La literatura nació cuando el ser humano empezó a contar historias. Antes de la palabra escrita, antes de los pergaminos y los libros, ya existían relatos susurrados alrededor del fuego, bajo las estrellas, cuando los primeros hombres y mujeres intentaban darle sentido al mundo que los rodeaba. Era la necesidad de compartir la experiencia, el deseo de recordar y de ser recordados.
Los primeros narradores no tenían plumas ni papiros; sus herramientas eran las palabras, tejidas en el aire, flotando entre quienes las escuchaban. De boca en boca, los mitos, las leyendas y las historias épicas se transformaron en la primera literatura oral. Las historias de héroes, dioses y monstruos cruzaron desiertos y mares, uniendo culturas y generaciones a lo largo del tiempo.

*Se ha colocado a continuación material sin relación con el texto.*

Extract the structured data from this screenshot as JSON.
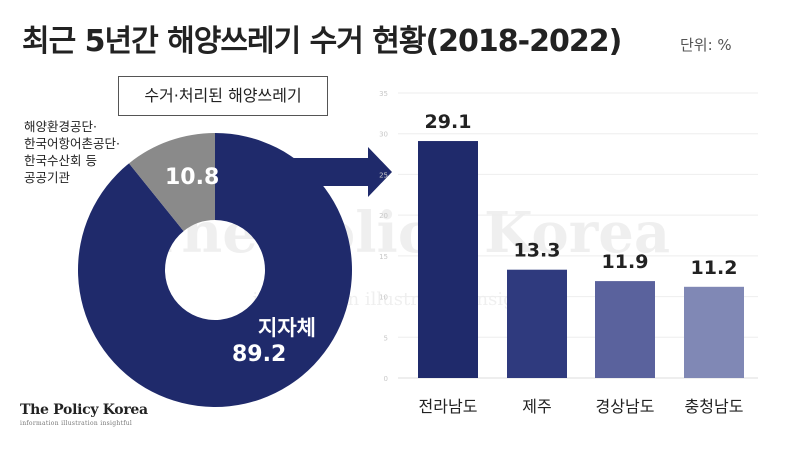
{
  "header": {
    "title": "최근 5년간 해양쓰레기 수거 현황(2018-2022)",
    "unit": "단위: %"
  },
  "donut": {
    "legend": "수거·처리된 해양쓰레기",
    "note_lines": [
      "해양환경공단·",
      "한국어항어촌공단·",
      "한국수산회 등",
      "공공기관"
    ]
  },
  "brand": {
    "name": "The Policy Korea",
    "tagline": "information illustration insightful",
    "watermark": "The Policy Korea"
  },
  "colors": {
    "navy": "#1f2a6b",
    "gray": "#8a8a8a",
    "bar1": "#1f2a6b",
    "bar2": "#2f3a7e",
    "bar3": "#5a629d",
    "bar4": "#8088b5",
    "arrow": "#1f2a6b"
  },
  "chart_data": [
    {
      "type": "pie",
      "categories": [
        "지자체",
        "해양환경공단·한국어항어촌공단·한국수산회 등 공공기관"
      ],
      "values": [
        89.2,
        10.8
      ],
      "value_labels": [
        "89.2",
        "10.8"
      ],
      "slice_labels": [
        "지자체",
        ""
      ]
    },
    {
      "type": "bar",
      "categories": [
        "전라남도",
        "제주",
        "경상남도",
        "충청남도"
      ],
      "values": [
        29.1,
        13.3,
        11.9,
        11.2
      ],
      "value_labels": [
        "29.1",
        "13.3",
        "11.9",
        "11.2"
      ],
      "ylim": [
        0,
        35
      ],
      "yticks": [
        0,
        5,
        10,
        15,
        20,
        25,
        30,
        35
      ],
      "ytick_labels": [
        "0",
        "5",
        "10",
        "15",
        "20",
        "25",
        "30",
        "35"
      ],
      "grid": false
    }
  ]
}
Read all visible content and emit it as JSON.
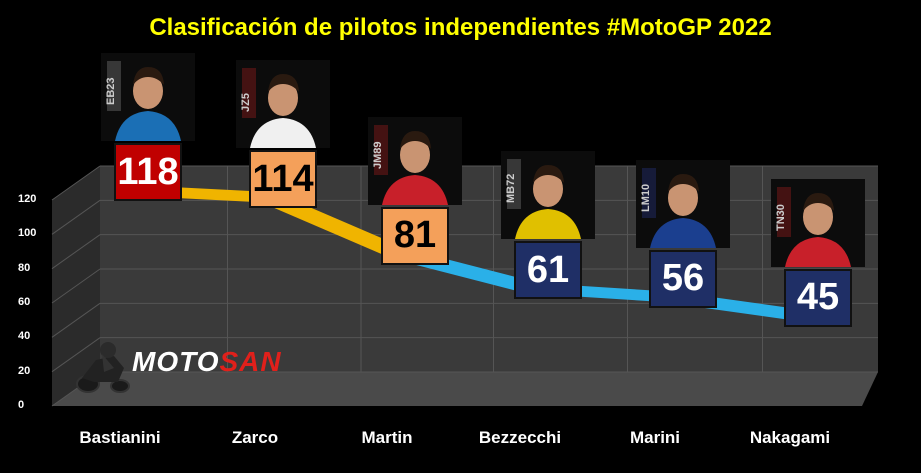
{
  "chart_data": {
    "type": "line",
    "title": "Clasificación de pilotos independientes #MotoGP 2022",
    "categories": [
      "Bastianini",
      "Zarco",
      "Martin",
      "Bezzecchi",
      "Marini",
      "Nakagami"
    ],
    "values": [
      118,
      114,
      81,
      61,
      56,
      45
    ],
    "ylim": [
      0,
      120
    ],
    "yticks": [
      "0",
      "20",
      "40",
      "60",
      "80",
      "100",
      "120"
    ],
    "grid": true,
    "box_colors": [
      "#c00000",
      "#f4a05a",
      "#f4a05a",
      "#1f2f66",
      "#1f2f66",
      "#1f2f66"
    ],
    "line_colors": {
      "top": "#f0b400",
      "bottom": "#2ab0e8"
    },
    "plate_numbers": [
      "EB23",
      "JZ5",
      "JM89",
      "MB72",
      "LM10",
      "TN30"
    ]
  },
  "logo": {
    "text_a": "MOTO",
    "text_b": "SAN"
  }
}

Con el nacimiento de la escritura, esta tradición oral se plasmó en piedra, arcilla y pergamino. Las tablillas sumerias con la Epopeya de Gilgamesh, las pirámides de Egipto con jeroglíficos y los pergaminos griegos con las epopeyas de Homero, comenzaron a preservar esas voces ancestrales para la posteridad.
La literatura es más que palabras; es el eco de lo que alguna vez fuimos, la forma en que nos conectamos con el pasado y proyectamos nuestro futuro. Es el testimonio de nuestra humanidad, el reflejo de nuestros miedos y sueños, la búsqueda eterna de respuestas a preguntas que aún no sabemos formular. A través de los siglos, las palabras han sido el faro que nos ilumina y el refugio que nos cobija.
Hoy, cuando abrimos un libro, no estamos solo leyendo, estamos escuchando el eco de esas primeras historias. Cada página es un susurro antiguo, un recordatorio de que, desde el principio, hemos sido contadores de historias, portadores de un fuego que nunca se apaga.